You may walk thither and behold his fall;
While I come near enough, yet not at all.
Nor shall it need I to my sorrow knit
The grief of knowing with beholding it.
The goddess went—(but ere she came did shroud
Herself from every eye within a cloud)—
Where she beheld the shepherd on his way,
Much like a bridegroom on his marriage-day,
Increasing not his misery with fear:
Others for him, but he shed not a tear.
His knitting sinews did not tremble ought,
Nor to unusual palpitation brought
Was or his heart or liver: nor his eye,
Nor tongue, nor colour show'd a dread to die.

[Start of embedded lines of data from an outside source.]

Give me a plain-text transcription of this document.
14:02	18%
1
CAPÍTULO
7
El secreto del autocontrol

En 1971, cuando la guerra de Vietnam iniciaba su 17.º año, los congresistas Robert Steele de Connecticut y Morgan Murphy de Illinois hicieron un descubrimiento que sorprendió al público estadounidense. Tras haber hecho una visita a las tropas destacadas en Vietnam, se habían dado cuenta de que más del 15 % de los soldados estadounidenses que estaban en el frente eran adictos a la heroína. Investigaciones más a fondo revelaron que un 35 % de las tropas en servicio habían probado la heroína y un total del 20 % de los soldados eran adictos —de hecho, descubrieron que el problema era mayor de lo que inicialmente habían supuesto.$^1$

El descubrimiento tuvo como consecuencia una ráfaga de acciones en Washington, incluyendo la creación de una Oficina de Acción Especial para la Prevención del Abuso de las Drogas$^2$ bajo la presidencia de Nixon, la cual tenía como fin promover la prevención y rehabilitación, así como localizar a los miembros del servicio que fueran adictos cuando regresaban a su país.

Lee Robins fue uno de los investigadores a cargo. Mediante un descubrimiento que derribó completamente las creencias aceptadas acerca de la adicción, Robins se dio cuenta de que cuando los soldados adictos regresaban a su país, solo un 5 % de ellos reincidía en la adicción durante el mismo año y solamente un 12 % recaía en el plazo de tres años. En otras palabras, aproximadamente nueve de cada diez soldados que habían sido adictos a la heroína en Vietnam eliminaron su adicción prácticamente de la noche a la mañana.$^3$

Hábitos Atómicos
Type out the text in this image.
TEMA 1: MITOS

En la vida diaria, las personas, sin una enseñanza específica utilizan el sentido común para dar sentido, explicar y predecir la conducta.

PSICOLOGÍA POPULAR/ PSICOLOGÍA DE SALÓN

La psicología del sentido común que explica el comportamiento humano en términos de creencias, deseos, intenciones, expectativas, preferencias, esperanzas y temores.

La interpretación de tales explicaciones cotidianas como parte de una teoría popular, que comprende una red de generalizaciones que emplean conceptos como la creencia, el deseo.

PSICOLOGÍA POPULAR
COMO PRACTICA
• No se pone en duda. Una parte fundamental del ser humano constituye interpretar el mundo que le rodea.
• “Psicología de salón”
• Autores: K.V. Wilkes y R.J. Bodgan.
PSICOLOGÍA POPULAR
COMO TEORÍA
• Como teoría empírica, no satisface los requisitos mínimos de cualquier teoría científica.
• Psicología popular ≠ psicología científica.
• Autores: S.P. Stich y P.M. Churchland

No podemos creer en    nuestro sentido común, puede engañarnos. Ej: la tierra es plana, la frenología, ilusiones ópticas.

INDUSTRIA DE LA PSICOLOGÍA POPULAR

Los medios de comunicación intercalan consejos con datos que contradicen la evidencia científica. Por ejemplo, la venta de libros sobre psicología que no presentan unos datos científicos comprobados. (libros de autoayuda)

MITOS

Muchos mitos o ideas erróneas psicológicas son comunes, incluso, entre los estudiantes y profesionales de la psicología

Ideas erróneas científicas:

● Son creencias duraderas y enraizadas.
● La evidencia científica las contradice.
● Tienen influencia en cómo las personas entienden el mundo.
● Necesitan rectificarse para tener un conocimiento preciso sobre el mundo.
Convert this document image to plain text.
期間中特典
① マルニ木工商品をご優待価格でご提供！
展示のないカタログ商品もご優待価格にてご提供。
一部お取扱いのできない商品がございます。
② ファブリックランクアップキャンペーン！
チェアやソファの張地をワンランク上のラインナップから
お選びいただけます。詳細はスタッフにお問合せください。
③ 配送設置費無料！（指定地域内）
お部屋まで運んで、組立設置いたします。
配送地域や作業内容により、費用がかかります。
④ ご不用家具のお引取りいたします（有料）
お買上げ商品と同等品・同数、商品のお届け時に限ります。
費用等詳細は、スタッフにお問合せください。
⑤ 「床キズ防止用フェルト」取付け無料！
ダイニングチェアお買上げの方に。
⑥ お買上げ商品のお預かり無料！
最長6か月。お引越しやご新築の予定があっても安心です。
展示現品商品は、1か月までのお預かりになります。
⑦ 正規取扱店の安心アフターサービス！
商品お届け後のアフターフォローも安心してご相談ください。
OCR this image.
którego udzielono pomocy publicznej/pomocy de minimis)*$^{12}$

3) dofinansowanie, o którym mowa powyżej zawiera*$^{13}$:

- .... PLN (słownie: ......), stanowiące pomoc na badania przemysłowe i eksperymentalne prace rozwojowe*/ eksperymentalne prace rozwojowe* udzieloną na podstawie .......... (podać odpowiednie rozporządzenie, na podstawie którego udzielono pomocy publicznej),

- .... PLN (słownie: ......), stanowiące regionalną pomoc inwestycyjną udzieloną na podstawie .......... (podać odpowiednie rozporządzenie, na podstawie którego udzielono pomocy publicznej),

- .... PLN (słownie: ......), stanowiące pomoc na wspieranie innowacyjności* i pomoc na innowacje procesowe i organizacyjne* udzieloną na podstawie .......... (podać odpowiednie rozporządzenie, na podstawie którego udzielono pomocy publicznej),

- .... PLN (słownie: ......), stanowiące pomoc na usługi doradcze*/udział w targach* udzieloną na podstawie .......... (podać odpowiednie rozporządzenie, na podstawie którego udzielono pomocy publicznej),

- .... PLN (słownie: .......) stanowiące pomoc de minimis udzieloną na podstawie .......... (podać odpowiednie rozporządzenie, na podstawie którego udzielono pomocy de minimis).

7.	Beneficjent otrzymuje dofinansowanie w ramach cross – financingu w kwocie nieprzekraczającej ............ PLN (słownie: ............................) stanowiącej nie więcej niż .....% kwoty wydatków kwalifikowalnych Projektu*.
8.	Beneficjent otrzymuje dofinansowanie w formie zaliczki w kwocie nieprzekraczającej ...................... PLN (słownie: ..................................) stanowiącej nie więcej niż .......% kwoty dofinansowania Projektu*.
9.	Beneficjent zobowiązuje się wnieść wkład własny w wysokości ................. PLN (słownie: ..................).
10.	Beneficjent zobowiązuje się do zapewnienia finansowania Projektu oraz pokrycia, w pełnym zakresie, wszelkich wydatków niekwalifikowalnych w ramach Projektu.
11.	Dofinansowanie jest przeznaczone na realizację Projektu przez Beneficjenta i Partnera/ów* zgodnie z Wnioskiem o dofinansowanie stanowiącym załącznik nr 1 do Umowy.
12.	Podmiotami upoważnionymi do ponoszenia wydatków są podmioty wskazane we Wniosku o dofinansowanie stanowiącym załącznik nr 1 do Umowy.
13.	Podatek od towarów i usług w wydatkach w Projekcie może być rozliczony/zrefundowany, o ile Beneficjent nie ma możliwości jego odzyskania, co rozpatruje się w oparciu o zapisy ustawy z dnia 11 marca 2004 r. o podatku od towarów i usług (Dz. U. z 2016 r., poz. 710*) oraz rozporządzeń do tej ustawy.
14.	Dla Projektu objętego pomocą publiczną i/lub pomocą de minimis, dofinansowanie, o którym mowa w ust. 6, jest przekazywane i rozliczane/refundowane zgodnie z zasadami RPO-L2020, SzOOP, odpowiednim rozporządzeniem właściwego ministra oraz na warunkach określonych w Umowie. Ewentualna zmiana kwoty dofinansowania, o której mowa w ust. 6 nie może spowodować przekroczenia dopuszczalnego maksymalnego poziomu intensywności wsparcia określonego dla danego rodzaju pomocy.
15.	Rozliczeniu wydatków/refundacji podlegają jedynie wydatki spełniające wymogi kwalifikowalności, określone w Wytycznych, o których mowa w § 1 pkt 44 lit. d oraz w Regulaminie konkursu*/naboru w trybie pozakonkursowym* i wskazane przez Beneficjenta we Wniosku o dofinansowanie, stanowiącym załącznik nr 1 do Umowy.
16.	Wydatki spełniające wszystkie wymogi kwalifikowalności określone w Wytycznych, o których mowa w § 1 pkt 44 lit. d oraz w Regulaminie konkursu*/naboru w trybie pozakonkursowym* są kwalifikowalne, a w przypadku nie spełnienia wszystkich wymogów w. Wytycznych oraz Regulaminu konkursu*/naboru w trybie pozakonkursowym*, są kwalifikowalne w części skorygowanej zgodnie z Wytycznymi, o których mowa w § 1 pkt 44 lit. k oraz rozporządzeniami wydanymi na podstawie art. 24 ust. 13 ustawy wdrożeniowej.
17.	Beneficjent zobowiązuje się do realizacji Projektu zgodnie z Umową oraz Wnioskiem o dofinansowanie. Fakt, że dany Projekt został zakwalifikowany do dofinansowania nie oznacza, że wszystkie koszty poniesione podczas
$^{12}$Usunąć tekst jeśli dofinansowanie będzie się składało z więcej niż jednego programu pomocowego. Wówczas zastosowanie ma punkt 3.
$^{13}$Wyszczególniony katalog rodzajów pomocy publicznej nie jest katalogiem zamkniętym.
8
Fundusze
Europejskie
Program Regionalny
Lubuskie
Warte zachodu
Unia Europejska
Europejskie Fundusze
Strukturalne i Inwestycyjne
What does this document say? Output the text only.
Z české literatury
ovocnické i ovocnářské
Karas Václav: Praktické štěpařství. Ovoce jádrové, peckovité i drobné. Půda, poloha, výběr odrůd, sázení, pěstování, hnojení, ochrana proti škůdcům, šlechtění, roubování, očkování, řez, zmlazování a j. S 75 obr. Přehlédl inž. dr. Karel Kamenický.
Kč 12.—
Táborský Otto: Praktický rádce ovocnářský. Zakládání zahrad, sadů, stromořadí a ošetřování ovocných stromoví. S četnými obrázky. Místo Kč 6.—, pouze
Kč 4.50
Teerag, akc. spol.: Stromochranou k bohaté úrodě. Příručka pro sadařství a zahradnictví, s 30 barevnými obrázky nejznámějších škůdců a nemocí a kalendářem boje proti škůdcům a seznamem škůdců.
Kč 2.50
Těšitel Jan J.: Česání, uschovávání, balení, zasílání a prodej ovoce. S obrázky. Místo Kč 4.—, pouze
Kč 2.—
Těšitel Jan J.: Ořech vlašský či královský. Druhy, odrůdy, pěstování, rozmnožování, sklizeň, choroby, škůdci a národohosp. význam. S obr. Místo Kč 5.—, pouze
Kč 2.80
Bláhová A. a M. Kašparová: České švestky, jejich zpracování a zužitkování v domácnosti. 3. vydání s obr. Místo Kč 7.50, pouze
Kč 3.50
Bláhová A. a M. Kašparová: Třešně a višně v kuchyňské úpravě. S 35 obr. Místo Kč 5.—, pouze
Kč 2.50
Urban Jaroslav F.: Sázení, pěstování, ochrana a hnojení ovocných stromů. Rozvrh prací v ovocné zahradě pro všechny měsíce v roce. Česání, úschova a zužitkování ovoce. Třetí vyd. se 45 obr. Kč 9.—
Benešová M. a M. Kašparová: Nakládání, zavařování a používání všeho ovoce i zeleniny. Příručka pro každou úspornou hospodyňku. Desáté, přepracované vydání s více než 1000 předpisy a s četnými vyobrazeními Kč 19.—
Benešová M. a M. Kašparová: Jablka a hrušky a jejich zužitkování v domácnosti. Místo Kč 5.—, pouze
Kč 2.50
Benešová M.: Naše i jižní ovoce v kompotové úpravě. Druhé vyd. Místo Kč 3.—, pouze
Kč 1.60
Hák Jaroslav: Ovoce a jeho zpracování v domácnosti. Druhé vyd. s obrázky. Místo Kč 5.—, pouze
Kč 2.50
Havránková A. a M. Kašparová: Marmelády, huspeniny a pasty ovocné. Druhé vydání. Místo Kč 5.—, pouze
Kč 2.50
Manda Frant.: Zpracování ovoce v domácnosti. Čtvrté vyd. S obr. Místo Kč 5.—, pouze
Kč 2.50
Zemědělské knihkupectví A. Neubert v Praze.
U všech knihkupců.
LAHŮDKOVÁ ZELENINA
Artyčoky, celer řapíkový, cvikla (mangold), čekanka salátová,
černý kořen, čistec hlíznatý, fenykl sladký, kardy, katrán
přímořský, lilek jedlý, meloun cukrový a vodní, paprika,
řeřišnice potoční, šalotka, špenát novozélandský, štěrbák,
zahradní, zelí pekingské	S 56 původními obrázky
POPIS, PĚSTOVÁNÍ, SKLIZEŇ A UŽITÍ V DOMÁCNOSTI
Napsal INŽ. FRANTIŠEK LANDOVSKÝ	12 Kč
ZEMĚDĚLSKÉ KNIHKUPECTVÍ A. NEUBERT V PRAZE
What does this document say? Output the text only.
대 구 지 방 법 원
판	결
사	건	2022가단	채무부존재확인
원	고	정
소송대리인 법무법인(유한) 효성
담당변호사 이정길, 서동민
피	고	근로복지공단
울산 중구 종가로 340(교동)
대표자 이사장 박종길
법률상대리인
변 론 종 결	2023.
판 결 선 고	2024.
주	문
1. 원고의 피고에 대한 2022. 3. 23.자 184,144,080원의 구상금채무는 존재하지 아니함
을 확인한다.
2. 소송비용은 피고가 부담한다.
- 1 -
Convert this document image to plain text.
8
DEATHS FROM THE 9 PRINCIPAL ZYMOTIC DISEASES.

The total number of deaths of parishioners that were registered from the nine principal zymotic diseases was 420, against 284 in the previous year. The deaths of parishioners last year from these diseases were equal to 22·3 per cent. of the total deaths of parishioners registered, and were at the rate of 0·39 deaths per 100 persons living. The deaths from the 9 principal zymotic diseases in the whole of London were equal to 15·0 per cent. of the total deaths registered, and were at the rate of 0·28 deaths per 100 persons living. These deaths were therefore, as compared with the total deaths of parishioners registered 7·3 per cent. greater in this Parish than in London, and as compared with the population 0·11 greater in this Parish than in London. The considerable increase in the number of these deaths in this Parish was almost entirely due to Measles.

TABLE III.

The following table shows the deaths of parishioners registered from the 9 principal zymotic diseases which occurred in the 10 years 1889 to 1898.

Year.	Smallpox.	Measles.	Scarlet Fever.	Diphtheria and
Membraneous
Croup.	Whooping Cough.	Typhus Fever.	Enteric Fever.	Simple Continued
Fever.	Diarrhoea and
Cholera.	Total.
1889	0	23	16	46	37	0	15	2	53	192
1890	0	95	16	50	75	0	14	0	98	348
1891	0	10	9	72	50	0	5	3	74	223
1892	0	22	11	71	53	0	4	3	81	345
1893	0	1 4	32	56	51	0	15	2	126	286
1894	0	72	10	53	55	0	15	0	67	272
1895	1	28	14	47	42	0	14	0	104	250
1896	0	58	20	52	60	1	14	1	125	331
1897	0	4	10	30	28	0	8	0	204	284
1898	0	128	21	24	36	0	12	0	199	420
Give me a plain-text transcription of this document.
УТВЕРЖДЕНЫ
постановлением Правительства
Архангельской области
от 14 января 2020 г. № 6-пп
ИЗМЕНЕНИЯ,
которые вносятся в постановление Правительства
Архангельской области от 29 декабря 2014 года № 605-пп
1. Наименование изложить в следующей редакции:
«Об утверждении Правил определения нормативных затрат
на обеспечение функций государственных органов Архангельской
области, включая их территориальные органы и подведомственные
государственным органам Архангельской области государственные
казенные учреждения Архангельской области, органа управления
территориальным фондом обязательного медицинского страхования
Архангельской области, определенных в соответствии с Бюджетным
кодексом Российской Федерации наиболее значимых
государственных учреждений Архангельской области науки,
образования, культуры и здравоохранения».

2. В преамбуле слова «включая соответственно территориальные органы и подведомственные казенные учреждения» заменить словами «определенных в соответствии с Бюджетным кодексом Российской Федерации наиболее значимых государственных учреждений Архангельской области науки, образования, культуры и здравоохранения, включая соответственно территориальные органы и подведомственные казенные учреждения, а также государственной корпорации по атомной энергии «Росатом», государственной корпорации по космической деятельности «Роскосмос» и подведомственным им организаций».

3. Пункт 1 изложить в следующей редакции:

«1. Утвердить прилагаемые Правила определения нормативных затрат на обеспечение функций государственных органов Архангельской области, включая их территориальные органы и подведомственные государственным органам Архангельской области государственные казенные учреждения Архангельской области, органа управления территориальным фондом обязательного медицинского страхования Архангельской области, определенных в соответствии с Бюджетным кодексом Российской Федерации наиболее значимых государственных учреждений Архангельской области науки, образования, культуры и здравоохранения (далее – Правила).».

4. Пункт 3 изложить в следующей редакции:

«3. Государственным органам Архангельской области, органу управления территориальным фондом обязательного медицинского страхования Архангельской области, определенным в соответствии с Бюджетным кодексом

His resolution keeping with his spirit,
Both worthy him that did them both inherit,
Held in subjection every thought of fear,
Scorning so base an executioner.
Some time he spent in speech, and then began
Submissly prayen to the name of Pan,
When suddenly this cry came from the plains:
From guiltless blood be free, ye British swains!
Mine be those bonds, and mine the death appointed!
Let me be headlong thrown, these limbs disjointed!
Or if you needs must hurl him from that brim,
Except I die there dies but part of him.
Do then right, Justice, and perform your oath,
Which cannot be without the death of both!
Wonder drew thitherward their drowned eyes,
And sorrow Philocel's. Where he espies,
What he did only fear, the beauteous maid,
His woful Cælia, whom (ere night array'd
Last time the world in suit of mournful black,
More dark than use, as to bemoan their wrack)
He at his cottage left in sleep's soft arms
By pow'r of simples and the force of charms:
Which time had now dissolv'd, and made her know
For what intent her love had left her so.
She stay'd not to awake her mate in sleep,
Nor to bemoan her fate. She scorn'd to weep,
Or have the passion that within her lies
So distant from her heart as in her eyes.
But rending of her hair, her throbbing breast
Beating with ruthless strokes, she onward press'd
As an enraged furious lioness,
Through uncouth treadings of the wilderness,
In hot pursuit of her late missed brood.
The name of Philocel speaks every wood,
And she begins to still and still her pace:
Her face deck'd anger, anger deck'd her face.
So ran distracted Hecuba along
The streets of Troy. So did the people throng
With helpless hands and heavy hearts to see
Their woful ruin in her progeny.
And harmless flocks of sheep that nearly fed
Upon the open plains wide scattered,
Ran all afront, and gaz'd with earnest eye
(Not without tears) while thus she passed by.
Springs that long time before had held no drop,
Now welled forth and over-went the top:
Birds left to pay the spring their wonted vows,
And all forlorn sat drooping on the boughs:
Sheep, springs and birds, nay trees' unwonted groans
Bewail'd her chance, and forc'd it from the stones.